Santé périnatale : une situation dégradée, surtout en outre-mer

La santé périnatale désigne l’état de santé de la femme enceinte, du fœtus et du nouveau-né au cours de la période qui va de la grossesse au post-partum (retour de couches). Selon un rapport de Santé publique France publié le 20 septembre 2022, la santé périnatale s’est globalement dégradée entre 2010 et 2019.

Jeunes mères prenant soin de leur bébé en service de néonatologie, hôpital de Lens.
Les indicateurs témoignent d’un haut niveau de prise en charge périnatale mais aussi de disparités sociales et territoriales. © Philippe Huguen / AFP

Ce rapport sur la santé périnatale en France analyse l’évolution des principaux indicateurs périnataux entre 2010 et 2019. Plusieurs d’entre eux, dont la mortalité néonatale, sont préoccupants, en particulier dans les départements et régions d’outre-mer (Drom).

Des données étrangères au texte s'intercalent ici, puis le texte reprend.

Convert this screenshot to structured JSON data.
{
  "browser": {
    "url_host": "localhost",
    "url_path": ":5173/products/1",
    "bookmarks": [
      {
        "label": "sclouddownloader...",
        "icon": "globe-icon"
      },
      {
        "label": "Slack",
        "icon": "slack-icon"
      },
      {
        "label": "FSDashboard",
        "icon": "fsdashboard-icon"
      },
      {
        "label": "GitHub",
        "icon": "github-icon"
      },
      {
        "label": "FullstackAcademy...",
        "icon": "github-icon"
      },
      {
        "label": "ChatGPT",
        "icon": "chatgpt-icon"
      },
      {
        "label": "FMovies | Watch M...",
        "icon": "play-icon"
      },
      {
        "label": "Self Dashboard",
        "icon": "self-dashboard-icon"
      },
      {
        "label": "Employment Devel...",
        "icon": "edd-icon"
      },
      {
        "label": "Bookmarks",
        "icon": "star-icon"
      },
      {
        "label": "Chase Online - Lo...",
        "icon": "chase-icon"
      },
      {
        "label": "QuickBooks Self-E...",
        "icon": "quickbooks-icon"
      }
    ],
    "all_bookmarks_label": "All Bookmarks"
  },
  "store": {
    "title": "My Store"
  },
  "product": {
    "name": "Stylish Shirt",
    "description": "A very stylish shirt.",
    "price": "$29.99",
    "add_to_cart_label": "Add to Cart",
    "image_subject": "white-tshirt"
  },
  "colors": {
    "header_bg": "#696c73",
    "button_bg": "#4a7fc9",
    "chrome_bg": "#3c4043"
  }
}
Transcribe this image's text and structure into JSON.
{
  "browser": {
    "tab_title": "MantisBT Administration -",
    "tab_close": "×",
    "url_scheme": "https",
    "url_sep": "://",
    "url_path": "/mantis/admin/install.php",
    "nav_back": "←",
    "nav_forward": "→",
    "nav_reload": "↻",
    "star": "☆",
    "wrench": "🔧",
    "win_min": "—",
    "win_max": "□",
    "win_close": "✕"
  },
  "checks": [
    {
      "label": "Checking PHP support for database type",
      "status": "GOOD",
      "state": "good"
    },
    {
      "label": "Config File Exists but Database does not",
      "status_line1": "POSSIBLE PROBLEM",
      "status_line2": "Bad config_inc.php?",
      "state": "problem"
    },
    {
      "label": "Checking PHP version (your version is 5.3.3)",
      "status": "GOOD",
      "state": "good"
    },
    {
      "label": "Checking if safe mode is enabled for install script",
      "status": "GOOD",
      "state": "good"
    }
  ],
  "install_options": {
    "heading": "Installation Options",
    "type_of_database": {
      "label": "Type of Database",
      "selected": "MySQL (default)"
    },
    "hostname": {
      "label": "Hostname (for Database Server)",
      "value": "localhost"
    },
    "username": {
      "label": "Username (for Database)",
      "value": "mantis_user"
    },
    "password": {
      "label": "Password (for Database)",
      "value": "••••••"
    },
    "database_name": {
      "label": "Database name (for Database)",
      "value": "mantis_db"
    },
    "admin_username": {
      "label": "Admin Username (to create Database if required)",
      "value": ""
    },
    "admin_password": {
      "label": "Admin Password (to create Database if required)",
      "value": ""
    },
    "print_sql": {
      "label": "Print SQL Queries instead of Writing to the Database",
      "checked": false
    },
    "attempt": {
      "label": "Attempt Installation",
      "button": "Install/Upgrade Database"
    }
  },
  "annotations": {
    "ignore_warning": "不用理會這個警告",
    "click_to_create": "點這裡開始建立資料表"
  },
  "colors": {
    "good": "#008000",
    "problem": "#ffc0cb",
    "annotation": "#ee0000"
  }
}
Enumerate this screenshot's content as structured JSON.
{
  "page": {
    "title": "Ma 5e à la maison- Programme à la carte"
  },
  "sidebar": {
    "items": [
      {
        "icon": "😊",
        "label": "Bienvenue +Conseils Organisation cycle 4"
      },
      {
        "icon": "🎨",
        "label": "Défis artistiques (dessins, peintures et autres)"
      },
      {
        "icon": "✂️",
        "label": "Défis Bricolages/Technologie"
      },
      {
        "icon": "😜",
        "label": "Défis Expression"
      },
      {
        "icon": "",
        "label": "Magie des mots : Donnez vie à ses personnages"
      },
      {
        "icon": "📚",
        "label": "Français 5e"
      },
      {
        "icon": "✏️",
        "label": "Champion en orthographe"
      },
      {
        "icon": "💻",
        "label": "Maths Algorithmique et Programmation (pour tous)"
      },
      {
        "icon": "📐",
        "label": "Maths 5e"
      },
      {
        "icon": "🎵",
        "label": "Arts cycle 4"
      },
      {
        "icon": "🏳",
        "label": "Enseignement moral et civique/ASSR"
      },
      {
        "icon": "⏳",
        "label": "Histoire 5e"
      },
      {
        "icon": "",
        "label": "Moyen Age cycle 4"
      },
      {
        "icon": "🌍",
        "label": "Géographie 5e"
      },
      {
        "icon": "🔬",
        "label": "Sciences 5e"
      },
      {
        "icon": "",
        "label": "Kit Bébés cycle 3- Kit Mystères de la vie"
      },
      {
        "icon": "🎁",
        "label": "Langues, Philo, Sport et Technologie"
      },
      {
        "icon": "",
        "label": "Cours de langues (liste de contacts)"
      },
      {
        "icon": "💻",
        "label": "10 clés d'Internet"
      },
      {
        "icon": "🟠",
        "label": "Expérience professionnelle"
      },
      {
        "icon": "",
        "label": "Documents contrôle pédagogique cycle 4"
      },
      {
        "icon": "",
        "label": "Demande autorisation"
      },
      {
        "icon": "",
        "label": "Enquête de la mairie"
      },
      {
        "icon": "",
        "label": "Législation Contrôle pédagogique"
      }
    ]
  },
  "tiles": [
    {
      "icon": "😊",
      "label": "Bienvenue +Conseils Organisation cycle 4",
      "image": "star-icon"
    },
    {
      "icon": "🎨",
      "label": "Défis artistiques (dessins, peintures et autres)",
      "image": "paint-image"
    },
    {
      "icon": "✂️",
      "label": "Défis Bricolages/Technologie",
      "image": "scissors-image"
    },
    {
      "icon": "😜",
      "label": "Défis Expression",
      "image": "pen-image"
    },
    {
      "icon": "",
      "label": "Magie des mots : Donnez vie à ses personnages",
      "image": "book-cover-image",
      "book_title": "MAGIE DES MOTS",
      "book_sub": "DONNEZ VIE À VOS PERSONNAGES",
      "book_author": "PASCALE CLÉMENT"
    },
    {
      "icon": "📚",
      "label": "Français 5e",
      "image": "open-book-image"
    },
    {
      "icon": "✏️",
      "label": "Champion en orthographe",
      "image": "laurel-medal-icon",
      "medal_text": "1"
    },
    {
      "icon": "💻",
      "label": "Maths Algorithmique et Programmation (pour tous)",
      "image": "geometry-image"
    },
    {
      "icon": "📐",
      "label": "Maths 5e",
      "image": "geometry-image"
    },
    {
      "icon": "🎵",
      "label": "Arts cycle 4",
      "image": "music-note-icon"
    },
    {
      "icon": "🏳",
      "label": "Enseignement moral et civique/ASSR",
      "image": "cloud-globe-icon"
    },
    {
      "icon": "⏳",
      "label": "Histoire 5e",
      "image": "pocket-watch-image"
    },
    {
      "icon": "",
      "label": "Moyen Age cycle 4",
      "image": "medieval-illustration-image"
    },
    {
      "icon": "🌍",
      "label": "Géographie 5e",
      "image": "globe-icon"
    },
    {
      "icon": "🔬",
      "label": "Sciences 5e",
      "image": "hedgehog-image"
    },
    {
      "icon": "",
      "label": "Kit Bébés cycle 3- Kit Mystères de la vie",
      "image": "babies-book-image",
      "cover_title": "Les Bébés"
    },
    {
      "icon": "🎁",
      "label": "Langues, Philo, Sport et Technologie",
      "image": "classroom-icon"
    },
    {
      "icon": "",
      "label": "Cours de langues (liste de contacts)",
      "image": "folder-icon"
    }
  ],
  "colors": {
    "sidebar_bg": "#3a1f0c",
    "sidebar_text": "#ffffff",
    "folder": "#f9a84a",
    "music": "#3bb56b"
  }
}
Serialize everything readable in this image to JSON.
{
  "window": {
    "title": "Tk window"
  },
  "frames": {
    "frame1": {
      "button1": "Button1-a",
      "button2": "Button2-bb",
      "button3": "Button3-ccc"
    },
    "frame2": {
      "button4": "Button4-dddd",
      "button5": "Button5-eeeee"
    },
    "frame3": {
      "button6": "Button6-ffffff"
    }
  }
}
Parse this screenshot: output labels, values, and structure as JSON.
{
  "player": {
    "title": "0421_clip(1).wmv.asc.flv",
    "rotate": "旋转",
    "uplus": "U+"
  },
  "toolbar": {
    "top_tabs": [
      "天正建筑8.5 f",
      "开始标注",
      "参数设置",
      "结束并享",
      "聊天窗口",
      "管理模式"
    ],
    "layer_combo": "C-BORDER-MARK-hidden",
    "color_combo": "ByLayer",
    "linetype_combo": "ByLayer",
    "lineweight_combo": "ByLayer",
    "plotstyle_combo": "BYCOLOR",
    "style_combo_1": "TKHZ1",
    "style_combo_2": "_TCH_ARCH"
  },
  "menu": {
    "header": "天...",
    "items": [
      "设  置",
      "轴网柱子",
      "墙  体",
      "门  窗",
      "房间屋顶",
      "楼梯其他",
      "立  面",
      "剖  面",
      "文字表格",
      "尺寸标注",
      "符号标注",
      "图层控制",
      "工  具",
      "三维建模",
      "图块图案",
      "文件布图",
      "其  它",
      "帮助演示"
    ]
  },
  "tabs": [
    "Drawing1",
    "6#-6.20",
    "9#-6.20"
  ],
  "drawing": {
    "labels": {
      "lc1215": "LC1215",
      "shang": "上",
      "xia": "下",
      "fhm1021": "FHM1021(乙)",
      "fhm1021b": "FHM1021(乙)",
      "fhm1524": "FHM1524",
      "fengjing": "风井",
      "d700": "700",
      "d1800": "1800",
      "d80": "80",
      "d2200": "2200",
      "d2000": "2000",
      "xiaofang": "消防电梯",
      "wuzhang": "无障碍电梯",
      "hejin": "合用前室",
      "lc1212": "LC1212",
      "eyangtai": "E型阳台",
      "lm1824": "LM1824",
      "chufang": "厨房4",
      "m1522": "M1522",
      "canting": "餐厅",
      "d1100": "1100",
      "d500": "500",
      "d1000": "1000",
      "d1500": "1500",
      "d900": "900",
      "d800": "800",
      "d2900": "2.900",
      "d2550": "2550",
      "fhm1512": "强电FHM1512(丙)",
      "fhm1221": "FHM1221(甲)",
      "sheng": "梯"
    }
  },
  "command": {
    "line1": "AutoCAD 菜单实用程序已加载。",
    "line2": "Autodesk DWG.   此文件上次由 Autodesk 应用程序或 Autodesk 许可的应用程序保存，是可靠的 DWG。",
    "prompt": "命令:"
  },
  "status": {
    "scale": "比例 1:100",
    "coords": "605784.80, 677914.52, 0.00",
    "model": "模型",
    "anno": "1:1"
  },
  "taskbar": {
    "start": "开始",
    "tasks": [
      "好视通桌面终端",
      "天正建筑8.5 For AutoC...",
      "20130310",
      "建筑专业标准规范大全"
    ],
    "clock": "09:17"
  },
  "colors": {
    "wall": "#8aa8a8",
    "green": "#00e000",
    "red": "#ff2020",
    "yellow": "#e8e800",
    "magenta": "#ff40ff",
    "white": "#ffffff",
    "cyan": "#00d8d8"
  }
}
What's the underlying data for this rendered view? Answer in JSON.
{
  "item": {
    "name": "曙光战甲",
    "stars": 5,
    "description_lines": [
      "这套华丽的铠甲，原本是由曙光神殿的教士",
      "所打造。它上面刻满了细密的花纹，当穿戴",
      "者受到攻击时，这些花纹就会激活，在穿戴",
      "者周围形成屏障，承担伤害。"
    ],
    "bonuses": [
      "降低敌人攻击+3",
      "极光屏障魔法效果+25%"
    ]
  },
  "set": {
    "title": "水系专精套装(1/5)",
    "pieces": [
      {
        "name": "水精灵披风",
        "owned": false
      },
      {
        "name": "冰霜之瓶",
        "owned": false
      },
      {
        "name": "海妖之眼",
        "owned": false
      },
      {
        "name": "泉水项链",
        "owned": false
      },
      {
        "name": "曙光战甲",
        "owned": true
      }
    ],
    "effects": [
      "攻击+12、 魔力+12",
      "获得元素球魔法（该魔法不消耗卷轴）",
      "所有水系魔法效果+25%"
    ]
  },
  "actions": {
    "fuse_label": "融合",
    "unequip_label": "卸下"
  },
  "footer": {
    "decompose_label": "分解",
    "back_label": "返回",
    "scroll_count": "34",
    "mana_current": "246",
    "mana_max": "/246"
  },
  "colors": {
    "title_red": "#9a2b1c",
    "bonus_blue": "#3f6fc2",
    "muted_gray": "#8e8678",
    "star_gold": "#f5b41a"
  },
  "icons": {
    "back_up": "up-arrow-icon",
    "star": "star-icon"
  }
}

Une mortalité périnatale plus élevée en outre-mer

Entre 2007-2009 et 2013-2015, le ratio de mortalité maternelle jusqu’à 42 jours après l’accouchement a varié de 9,5 à 8,1 pour 100 000 naissances vivantes. Dans les Drom, il est au moins trois fois supérieur à celui de la métropole.

La mortinatalité (naissance d’un fœtus mort après six mois de grossesse) est stable : près de 8,5 pour 1 000 naissances en métropole mais 13,5 pour 1 000 en outre-mer.

Le taux de mortalité néonatale (enfants nés vivants et décédés entre 0 et 27 jours) a varié de 1,6 pour 1 000 naissances vivantes en 2010 à 2 pour 1 000 en 2019. Dans les Drom, il est passé de 3,3 à 4,1 pour 1 000.

La Guyane et Mayotte sont les départements où la santé périnatale est la plus mauvaise. Le rapport préconise de :

  • renforcer la prévention et la promotion de la santé périnatale pour accompagner les mères et les familles tout au long de la grossesse et en post-partum ;
  • favoriser l’accès aux droits et aux soins, notamment sur certains territoires.

Des indicateurs stables ou défavorables

Les indicateurs témoignent d’un haut niveau de prise en charge périnatale mais aussi de disparités sociales et territoriales.

La précarité des mères s’aggrave. La part des accouchements couverts par l’assurance maladie recule (de 96,8% en 2010 à 96% en 2019), contrairement à ceux pris en charge par l’aide médicale de l’État (AME). La proportion de sans-abris parmi les femmes qui accouchent s’accroît, particulièrement en Île-de-France (0,58% en 2015 et 2,28% en 2019).

L’état de santé des mères se détériore :

  • si les femmes enceintes fument de moins en moins depuis 1995, le tabagisme maternel reste très fréquent en France ;
  • en 2016, 2% des femmes présentaient une obésité sévère (contre 1,3% en 2006) et 60,8% des femmes ayant accouché avaient un indice de masse corporel normal en 2016 (68% en 2003) ;
  • les troubles liés à l’hypertension augmentent avec 5% des accouchements en 2019 (4,5% en 2010) ;
  • la fréquence du diabète gestationnel a doublé (de 6,7% en 2010 à 13,6% en 2019) du fait de changements dans les modalités de dépistage et de l’accroissement des facteurs de risque (obésité, âge maternel élevé…).

En revanche, le nombre d’épisiotomies sur les accouchements par voie basse a chuté et le taux de césarienne stagne (environ 20% des naissances).

 

Moins de naissances

Le nombre de naissances a baissé chaque année ; il s’élève à 733 000 en 2019 contre 810 000 entre 2010 et 2019. Le taux de natalité est passé de 135 pour 1 000 habitants en 2010 à 125 pour 1 000 en 2019. Ce recul, qui touche la France entière sauf la Guyane, s’explique par :

  • la hausse de l’âge maternel à l’accouchement, en moyenne de 30,2 ans en 2019, contre 29,4 ans en 2010 ;
  • la fécondité chez les femmes en âge de procréer de 24-35 ans, donc aux âges les plus féconds, diminue. Parallèlement, le pic des naissances se déplace vers des femmes plus âgées (35-44 ans) qui sont moins fécondes.